Two years later, when the allure of profits and aesthetic freedom drove Sinatra to seek his release from the Dorsey band, he was, once again, bereft of bandmates, so he gathered to his bony bosom a band, of sorts, of his own. He expanded his entourage to include such semiregulars as Mannie Sachs, a Columbia Records executive; Ben Barton, his music publisher and business partner; composer Jimmy Van Heusen; lyricist Sammy Cahn; bruisers Tami Mauriello and Al Silvani; and Jimmy Taratino, a boxing writer whose mob ties eventually formed a costly web for the singer. And he gave them all, guilelessly, a name: the Varsity.
En masse, the Varsity hit all the swell spots—nightclubs, saloons, showbiz eateries, and, especially, the Friday night fights at Madison Square Garden, where they mingled with mobsters, Times Square sharpies, and other supernumeraries of the fight game. Grown men actually vied to be admitted to their numbers, but that privilege was rarely granted, and the resultant loyalty of its members was embarrassingly high: When Mauriello was inducted into the service and sent overseas to fight, he gave Frank his golden ID bracelet, which the singer wore with puppy-dog pride.

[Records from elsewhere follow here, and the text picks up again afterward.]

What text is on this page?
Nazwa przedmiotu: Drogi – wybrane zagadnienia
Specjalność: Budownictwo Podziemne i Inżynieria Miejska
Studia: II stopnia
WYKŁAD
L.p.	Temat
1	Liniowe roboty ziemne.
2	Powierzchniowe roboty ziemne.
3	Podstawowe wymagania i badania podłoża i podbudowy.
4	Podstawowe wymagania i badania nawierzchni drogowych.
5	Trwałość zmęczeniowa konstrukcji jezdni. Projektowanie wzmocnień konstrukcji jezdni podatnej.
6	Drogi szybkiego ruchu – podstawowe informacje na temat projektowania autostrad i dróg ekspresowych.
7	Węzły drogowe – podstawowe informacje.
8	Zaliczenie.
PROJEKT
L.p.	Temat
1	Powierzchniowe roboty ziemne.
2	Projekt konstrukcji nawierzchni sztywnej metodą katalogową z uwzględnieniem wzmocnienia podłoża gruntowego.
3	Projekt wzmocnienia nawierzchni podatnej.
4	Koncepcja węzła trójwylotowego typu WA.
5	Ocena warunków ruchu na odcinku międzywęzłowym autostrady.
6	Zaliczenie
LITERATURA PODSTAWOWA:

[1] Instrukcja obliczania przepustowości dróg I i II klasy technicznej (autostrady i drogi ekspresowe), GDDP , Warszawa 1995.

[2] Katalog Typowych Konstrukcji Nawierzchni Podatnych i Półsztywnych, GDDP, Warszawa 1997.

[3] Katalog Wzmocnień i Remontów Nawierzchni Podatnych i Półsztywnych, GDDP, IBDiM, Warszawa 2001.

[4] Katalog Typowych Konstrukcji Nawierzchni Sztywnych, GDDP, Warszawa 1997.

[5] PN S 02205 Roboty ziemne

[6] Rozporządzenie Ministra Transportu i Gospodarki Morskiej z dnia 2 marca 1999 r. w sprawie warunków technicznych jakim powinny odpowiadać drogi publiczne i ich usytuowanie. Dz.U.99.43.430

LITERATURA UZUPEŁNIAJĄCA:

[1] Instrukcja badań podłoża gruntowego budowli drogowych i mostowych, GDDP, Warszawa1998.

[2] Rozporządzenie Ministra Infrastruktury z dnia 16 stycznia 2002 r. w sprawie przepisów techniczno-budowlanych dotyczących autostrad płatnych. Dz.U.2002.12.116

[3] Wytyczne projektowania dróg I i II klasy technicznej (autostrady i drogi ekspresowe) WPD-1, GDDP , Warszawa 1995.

After the war, the Varsity evolved, with some members resuming their lives without Frank (not always peaceably or voluntarily) and others accompanying him out West, where he had joined the extended family of MGM studios. There was a Softball team—Sinatra’s Swooners, with uniforms and cheerleaders (and Ava Gardner as, ahem, honorary bat girl); there were card games, pub crawls, the works.
But then the spiral that demolished his career began: Divorced, his voice uncertain, his name connected with reds, hoods, and a dozen drunken little fistfights, without a record company, film contract, or agent to call his own, he suddenly didn’t seem like a Sun King anymore. A few steadfast partisans held on; the larger crowd vaporized.
It was a subtle thing: People didn’t so much snub Frank as stop courting him. He couldn’t get tables in the same restaurants, or not the same tables, anyway. He couldn’t round up a poker game or gang of drunks to obliterate a night with him. Early one morning at the dawn of the fifties, Sammy was walking through Times Square, overjoyed with just having been allowed to break the color barrier long enough to schmooze with the big stars at Lindy’s. He passed the Capitol Theater—the place where Frank had once hired him and his dad and uncle when they were still unknown—and lo, there Frank was, walking along with a wounded air.
“Not a soul was paying attention to him,” Sammy recalled later. “This was the man who only a few years ago had tied up traffic all over Times Square. Thousands of people had been stepping all over each other trying to get a look at him. Now the same man was walking down the same street and nobody gave a damn.”